Microcosm Publishing


The first thing you’ll notice about Microcosm Publishing is the design. It feels like a crossover from your favourite literary magazine mixed with a teenage girl’s diary; professional yet very clearly a business run by people who have a lot of love for what they’re doing.

A new arrivals bar frames the rest of the home page alongside easily navigated tabs to help you find exactly what you’re looking for. The over-all feel of the site is incredibly welcoming and straight away you’re drawn in by wanting to see more.

The brief manifesto under the About Us depicts a publishers that aren’t trying to catch the next big thing, which is sadly the vibes you tend to find around the huge co-operate publishers, rather they seem to want the writers to decide what their personal ‘big thing’ is, and to just go with it.

“Microcosm Publishing nurtures self-empowerment, shows hidden history, and fosters creativity”

This statement sets them up well for readers of this site since we’re all about empowerment and creativity, and it all continues to add to the fact that this website is actually pretty interesting to browse through rather than a pit-stop for whatever particular piece of information you’re looking for.

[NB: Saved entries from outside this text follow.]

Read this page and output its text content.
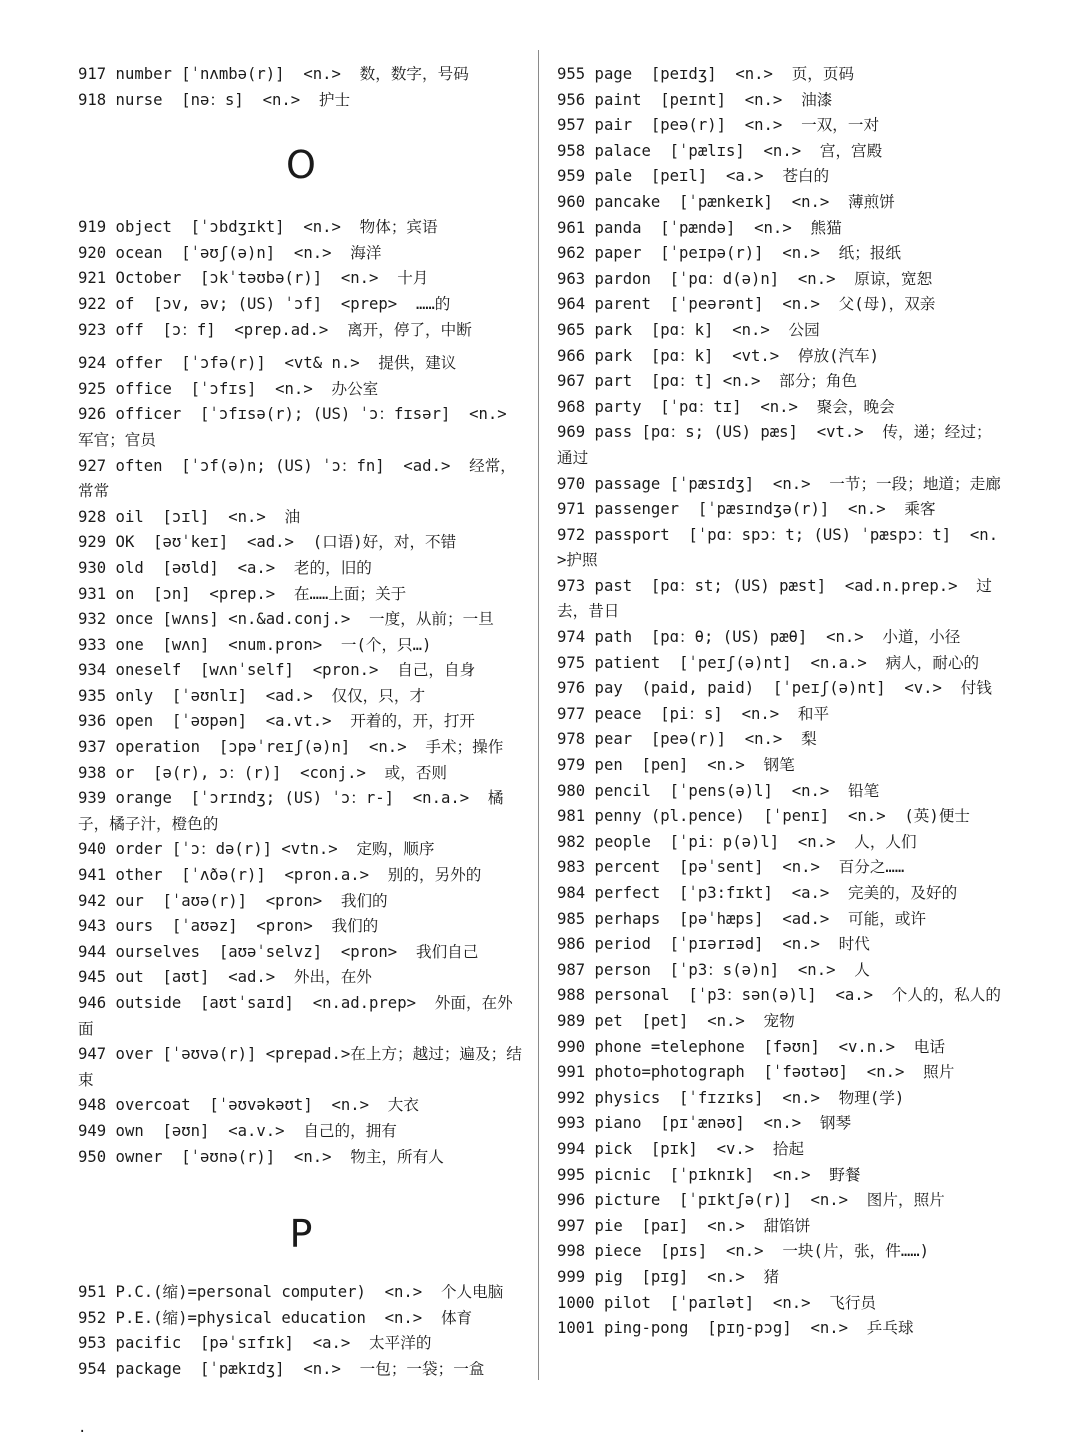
917 number [ˈnʌmbə(r)]  <n.>  数，数字，号码
918 nurse  [nə：s]  <n.>  护士
O
919 object  [ˈɔbdʒɪkt]  <n.>  物体；宾语
920 ocean  [ˈəʊʃ(ə)n]  <n.>  海洋
921 October  [ɔkˈtəʊbə(r)]  <n.>  十月
922 of  [ɔv, əv; (US) ˈɔf]  <prep>  ……的
923 off  [ɔ：f]  <prep.ad.>  离开，停了，中断
924 offer  [ˈɔfə(r)]  <vt& n.>  提供，建议
925 office  [ˈɔfɪs]  <n.>  办公室
926 officer  [ˈɔfɪsə(r); (US) ˈɔ：fɪsər]  <n.>  军官；官员
927 often  [ˈɔf(ə)n; (US) ˈɔ：fn]  <ad.>  经常，常常
928 oil  [ɔɪl]  <n.>  油
929 OK  [əʊˈkeɪ]  <ad.>  (口语)好，对，不错
930 old  [əʊld]  <a.>  老的，旧的
931 on  [ɔn]  <prep.>  在……上面；关于
932 once [wʌns] <n.&ad.conj.>  一度，从前；一旦
933 one  [wʌn]  <num.pron>  一(个，只…)
934 oneself  [wʌnˈself]  <pron.>  自己，自身
935 only  [ˈəʊnlɪ]  <ad.>  仅仅，只，才
936 open  [ˈəʊpən]  <a.vt.>  开着的，开，打开
937 operation  [ɔpəˈreɪʃ(ə)n]  <n.>  手术；操作
938 or  [ə(r), ɔ：(r)]  <conj.>  或，否则
939 orange  [ˈɔrɪndʒ; (US) ˈɔ：r-]  <n.a.>  橘子，橘子汁，橙色的
940 order [ˈɔ：də(r)] <vtn.>  定购，顺序
941 other  [ˈʌðə(r)]  <pron.a.>  别的，另外的
942 our  [ˈaʊə(r)]  <pron>  我们的
943 ours  [ˈaʊəz]  <pron>  我们的
944 ourselves  [aʊəˈselvz]  <pron>  我们自己
945 out  [aʊt]  <ad.>  外出，在外
946 outside  [aʊtˈsaɪd]  <n.ad.prep>  外面，在外面
947 over [ˈəʊvə(r)] <prepad.>在上方；越过；遍及；结束
948 overcoat  [ˈəʊvəkəʊt]  <n.>  大衣
949 own  [əʊn]  <a.v.>  自己的，拥有
950 owner  [ˈəʊnə(r)]  <n.>  物主，所有人
P
951 P.C.(缩)=personal computer)  <n.>  个人电脑
952 P.E.(缩)=physical education  <n.>  体育
953 pacific  [pəˈsɪfɪk]  <a.>  太平洋的
954 package  [ˈpækɪdʒ]  <n.>  一包；一袋；一盒
955 page  [peɪdʒ]  <n.>  页，页码
956 paint  [peɪnt]  <n.>  油漆
957 pair  [peə(r)]  <n.>  一双，一对
958 palace  [ˈpælɪs]  <n.>  宫，宫殿
959 pale  [peɪl]  <a.>  苍白的
960 pancake  [ˈpænkeɪk]  <n.>  薄煎饼
961 panda  [ˈpændə]  <n.>  熊猫
962 paper  [ˈpeɪpə(r)]  <n.>  纸；报纸
963 pardon  [ˈpɑ：d(ə)n]  <n.>  原谅，宽恕
964 parent  [ˈpeərənt]  <n.>  父(母)，双亲
965 park  [pɑ：k]  <n.>  公园
966 park  [pɑ：k]  <vt.>  停放(汽车)
967 part  [pɑ：t] <n.>  部分；角色
968 party  [ˈpɑ：tɪ]  <n.>  聚会，晚会
969 pass [pɑ：s; (US) pæs]  <vt.>  传，递；经过；通过
970 passage [ˈpæsɪdʒ]  <n.>  一节；一段；地道；走廊
971 passenger  [ˈpæsɪndʒə(r)]  <n.>  乘客
972 passport  [ˈpɑ：spɔ：t; (US) ˈpæspɔ：t]  <n.>护照
973 past  [pɑ：st; (US) pæst]  <ad.n.prep.>  过去，昔日
974 path  [pɑ：θ; (US) pæθ]  <n.>  小道，小径
975 patient  [ˈpeɪʃ(ə)nt]  <n.a.>  病人，耐心的
976 pay  (paid, paid)  [ˈpeɪʃ(ə)nt]  <v.>  付钱
977 peace  [pi：s]  <n.>  和平
978 pear  [peə(r)]  <n.>  梨
979 pen  [pen]  <n.>  钢笔
980 pencil  [ˈpens(ə)l]  <n.>  铅笔
981 penny (pl.pence)  [ˈpenɪ]  <n.>  (英)便士
982 people  [ˈpi：p(ə)l]  <n.>  人，人们
983 percent  [pəˈsent]  <n.>  百分之……
984 perfect  [ˈp3:fɪkt]  <a.>  完美的，及好的
985 perhaps  [pəˈhæps]  <ad.>  可能，或许
986 period  [ˈpɪərɪəd]  <n.>  时代
987 person  [ˈp3：s(ə)n]  <n.>  人
988 personal  [ˈp3：sən(ə)l]  <a.>  个人的，私人的
989 pet  [pet]  <n.>  宠物
990 phone =telephone  [fəʊn]  <v.n.>  电话
991 photo=photograph  [ˈfəʊtəʊ]  <n.>  照片
992 physics  [ˈfɪzɪks]  <n.>  物理(学)
993 piano  [pɪˈænəʊ]  <n.>  钢琴
994 pick  [pɪk]  <v.>  拾起
995 picnic  [ˈpɪknɪk]  <n.>  野餐
996 picture  [ˈpɪktʃə(r)]  <n.>  图片，照片
997 pie  [paɪ]  <n.>  甜馅饼
998 piece  [pɪs]  <n.>  一块(片，张，件……)
999 pig  [pɪg]  <n.>  猪
1000 pilot  [ˈpaɪlət]  <n.>  飞行员
1001 ping-pong  [pɪŋ-pɔg]  <n.>  乒乓球
.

A brief scan of the catalogue list shows they feature every topic from A (for Activism) to Z (for Zombies). I decided to go through the feminism tab to see what kind of work they have to offer and, while ignoring the few sales pitches for discount stickers obviously featured in every section, there is something for every branch of feminism you might be looking for.

There’s a particularly interesting looking child’s author named Jacinta Bunnell, and they’ve published Sometimes the Spoon Runs Away With Another Spoon colouring book, as well as Girls Are Not Chicks colouring book.

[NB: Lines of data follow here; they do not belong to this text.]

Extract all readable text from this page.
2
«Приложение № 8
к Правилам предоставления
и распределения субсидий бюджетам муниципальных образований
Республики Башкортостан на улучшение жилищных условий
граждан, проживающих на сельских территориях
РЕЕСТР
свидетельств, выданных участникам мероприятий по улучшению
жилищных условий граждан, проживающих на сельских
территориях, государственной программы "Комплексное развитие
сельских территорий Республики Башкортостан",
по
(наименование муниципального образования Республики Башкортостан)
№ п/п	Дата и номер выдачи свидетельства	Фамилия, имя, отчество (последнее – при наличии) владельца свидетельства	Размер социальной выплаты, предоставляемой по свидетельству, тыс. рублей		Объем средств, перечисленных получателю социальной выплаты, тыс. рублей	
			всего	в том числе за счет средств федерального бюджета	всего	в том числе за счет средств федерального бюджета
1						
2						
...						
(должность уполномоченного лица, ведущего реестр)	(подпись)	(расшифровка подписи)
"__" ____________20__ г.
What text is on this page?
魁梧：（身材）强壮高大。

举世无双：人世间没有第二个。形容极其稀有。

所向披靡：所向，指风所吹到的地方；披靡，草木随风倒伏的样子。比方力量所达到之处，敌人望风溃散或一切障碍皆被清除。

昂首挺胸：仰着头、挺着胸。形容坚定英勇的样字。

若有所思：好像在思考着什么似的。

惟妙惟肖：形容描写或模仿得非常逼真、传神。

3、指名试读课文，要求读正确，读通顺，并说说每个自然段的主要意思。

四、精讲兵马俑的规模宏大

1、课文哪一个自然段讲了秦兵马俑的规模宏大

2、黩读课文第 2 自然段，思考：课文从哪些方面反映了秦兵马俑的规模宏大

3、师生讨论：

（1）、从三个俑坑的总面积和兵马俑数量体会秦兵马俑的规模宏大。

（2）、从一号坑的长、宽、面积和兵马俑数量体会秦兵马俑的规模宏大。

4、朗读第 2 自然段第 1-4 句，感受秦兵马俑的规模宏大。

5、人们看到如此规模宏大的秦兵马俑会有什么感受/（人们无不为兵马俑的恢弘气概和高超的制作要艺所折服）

There’s also some pretty heavy looking stuff on there such as the work of Inga Muscio who has published Rose: Love in Violent Times and Cunt: A Declaration of Independence with Microcosm Publishing.

Alongside this are feminist zines, the history of feminism, menstruation, body image, abortion…the list goes on and for a company that doesn’t particularly focus upon feminism specifically, this is a pretty impressive line up.

If you really want to get a feel as to what the company is about, check out the stickers and patches. They’re really keen on biking which is fair enough since they’re also all about the environment, hoping to get to a point where they can use vegan ink for all their publications, as well as publishing a large amount of vegan cookbooks and basically celebrating everything vegan.

They also love people of all sexual orientation, celebrate animal rights, and seem to be firmly anti-establishment, showing that while they’re artsy, they’re defiantly about more than just the aesthetic.

Microcosm’s zines and books make for a fascinating browsing session, and you’re sure to find something you’ve never heard of before, but that really pushes your buttons.